The internet is a weird and random place. One day, 11 years ago, when researching robots via Ask Jeeves (or was it dogpile?), I came across this adorable site called happyrobot. Mostly there were pictures of cats and funny quizzes and pictures of adorable people living in New York. I wanted to be friends with them. And it totally happened! Through that one chain of events, so many great things unfolded, most notably, my sister met, married, and procreated with Matt Johnson (What Would Matt Johnson Do?).

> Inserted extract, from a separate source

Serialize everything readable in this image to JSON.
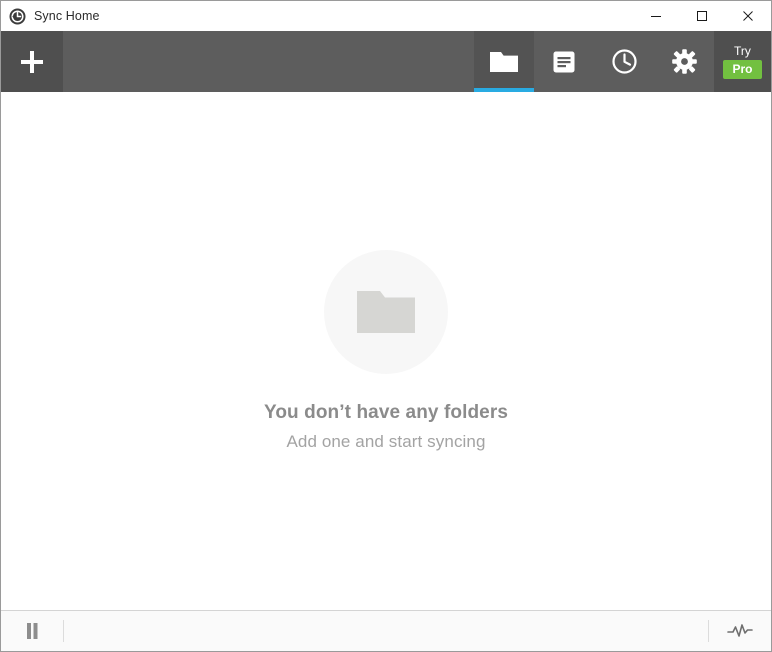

Sure, bad stuff can happen via the internets. People get their twisted rage on in the comments sections of blogs and news sites. Your personal information can get exploited for scams and other nefarious purposes. You can't live down embarassing moments the way you used to. That picture of you barfing wild turkey at the side of the road will be tagged with your name on it before you are even sober enough to tag it with a witty disclaimer. Internets: You have to be on your toes.
But what I most cherish about the internet? The sadly decreasing element of random. Which is why I was tickled when this morning, Abi emailed me a link with the subject line "Is this you?" and a link to a photo. At first I thought it was a phishing scam (popular line for twitter fishing scam was 'OMG,is this you?'). But the link looked pretty trustworthy, so I clicked, and here's what I found.
A photo that Rannie took of me as part of his "My Toronto Includes" series was used in an educational seminar: Food Insecurity Among Latin American Communities in Toronto. I am neither Latina nor insecure with food, but apparently someone who is lazy with photo research, dislikes serifs, has Microsoft Paint, and works are Ryerson liked my picture. Random.